Garden Director Lew Feldman

The cork oak (Quercus suber), featured in the Crops of the World Garden, is one of the most iconic plants of the Mediterranean environment—an ecosystem where fire is a recurring feature. Its thick bark is composed of specialized, dead cells known as cork, which serve to insulate the tree’s living interior tissues from the intense heat of annual grassland fires.

A cross-section slice from a cork oak tree, showing the thick outer layer of cork

Similarly, native California oaks such as interior live oak (Quercus wislizeni), found in the Garden’s California Collection, also possess bark composed of cork. Although not as thick as that of Quercus suber, this bark has evolved to be sufficiently protective against the fast-moving, low-intensity grassland fires typical of California ecosystems. However, in areas where fire suppression has prevented regular burns, fuel has built up over time. When a fire eventually breaks out in such environments it often burns hotter and longer, potentially defeating the insulating properties of the bark. This can damage the tree’s interior, living tissues, weakening the tree and making it susceptible to disease and other stresses.

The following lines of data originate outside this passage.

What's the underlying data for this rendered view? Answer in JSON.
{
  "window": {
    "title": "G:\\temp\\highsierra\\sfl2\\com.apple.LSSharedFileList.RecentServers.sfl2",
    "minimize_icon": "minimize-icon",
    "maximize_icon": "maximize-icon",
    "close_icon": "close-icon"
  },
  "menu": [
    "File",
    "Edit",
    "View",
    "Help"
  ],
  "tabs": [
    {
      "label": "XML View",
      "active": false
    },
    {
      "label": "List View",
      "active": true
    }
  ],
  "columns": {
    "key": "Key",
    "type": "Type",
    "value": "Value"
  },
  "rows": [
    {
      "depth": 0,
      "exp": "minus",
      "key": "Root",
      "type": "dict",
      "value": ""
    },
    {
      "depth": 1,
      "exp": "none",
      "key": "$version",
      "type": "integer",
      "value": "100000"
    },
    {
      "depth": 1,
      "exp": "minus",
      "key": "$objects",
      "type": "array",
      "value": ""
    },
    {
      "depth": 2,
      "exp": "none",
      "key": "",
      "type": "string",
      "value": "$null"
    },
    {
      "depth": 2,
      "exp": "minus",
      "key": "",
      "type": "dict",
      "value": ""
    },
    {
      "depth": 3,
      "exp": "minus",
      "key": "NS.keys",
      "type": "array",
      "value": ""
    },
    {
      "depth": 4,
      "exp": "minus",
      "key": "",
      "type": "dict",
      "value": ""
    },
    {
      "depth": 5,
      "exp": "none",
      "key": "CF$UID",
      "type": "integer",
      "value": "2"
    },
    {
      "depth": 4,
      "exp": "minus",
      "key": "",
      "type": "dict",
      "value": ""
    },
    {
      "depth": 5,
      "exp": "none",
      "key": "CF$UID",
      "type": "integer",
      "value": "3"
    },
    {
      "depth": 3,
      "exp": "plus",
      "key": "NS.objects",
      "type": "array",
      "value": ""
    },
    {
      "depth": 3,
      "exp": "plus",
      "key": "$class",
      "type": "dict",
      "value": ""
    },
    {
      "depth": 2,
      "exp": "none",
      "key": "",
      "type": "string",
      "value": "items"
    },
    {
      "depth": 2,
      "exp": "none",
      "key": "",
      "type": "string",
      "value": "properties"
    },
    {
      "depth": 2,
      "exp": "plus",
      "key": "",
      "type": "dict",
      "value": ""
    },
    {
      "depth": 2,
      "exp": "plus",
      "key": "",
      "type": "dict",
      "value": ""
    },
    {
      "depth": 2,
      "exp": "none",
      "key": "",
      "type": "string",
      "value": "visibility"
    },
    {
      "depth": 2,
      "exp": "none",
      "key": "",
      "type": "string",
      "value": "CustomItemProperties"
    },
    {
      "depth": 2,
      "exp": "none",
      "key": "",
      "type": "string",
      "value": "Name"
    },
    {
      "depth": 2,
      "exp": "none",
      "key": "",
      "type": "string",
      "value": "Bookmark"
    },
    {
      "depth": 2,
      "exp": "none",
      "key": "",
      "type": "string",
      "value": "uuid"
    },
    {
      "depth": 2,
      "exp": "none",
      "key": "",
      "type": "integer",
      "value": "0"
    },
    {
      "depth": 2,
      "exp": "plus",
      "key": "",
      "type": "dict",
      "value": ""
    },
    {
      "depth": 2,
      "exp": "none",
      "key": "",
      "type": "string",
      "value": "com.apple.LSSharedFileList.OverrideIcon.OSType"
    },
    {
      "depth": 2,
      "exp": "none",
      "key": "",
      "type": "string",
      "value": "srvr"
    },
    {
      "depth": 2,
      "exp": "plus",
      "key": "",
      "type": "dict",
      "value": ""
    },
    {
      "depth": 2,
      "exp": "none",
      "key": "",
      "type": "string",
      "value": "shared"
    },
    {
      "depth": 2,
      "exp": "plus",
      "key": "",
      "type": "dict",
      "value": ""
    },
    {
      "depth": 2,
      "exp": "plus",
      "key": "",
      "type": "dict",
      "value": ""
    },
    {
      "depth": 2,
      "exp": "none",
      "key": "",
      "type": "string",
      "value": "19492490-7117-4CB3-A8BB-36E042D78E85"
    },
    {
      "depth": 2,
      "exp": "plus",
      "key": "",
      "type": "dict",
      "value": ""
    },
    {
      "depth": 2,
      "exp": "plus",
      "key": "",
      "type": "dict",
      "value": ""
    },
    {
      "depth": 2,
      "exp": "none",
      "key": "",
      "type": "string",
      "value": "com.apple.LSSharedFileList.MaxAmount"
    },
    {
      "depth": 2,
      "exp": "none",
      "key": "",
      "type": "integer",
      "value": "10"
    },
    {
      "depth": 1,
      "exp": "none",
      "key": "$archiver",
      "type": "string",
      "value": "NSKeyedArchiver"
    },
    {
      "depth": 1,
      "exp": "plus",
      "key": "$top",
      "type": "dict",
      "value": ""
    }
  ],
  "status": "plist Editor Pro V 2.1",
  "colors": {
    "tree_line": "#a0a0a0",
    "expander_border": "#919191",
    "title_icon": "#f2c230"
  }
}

A close-up view of the light gray, thick and wavy bark of a cork oak tree, located in the Crops of the World Garden

The Role of Indigenous Burning Practices
Historically, Indigenous communities used fire as a tool for land management, intentionally setting periodic fires to maintain healthy grasslands. This practice, often referred to as cultural burning, was used to clear underbrush, create firebreaks, and promote the growth of culturally important plant species. Indigenous peoples across North America have engaged in controlled burns for millennia. A recent report (Page Buono “Quiet Fire”. Nov. 02, 2020 (Winter 2020) The Nature Conservancy) highlights how Indigenous groups in northern California, including the Yurok, Karuk, and Hoopa Tribes, used fire to encourage the growth of traditional food sources like acorns, as well as basket-weaving materials such as hazel.

Because these human-managed burns were often annual and controlled, they tended to be low in intensity and short in duration. This longstanding practice may have influenced the evolutionary development of fire-resistant traits in native plants. It’s reasonable to speculate that the thickness of cork bark—seen in both Quercus suber and native California oaks—may be a result not just of natural fire regimes, but of millennia of human-directed burning. In this way, humans have not only shaped the landscape but may also have pushed natural selection towards the evolution of a cork layer optimally adapted for fire protection.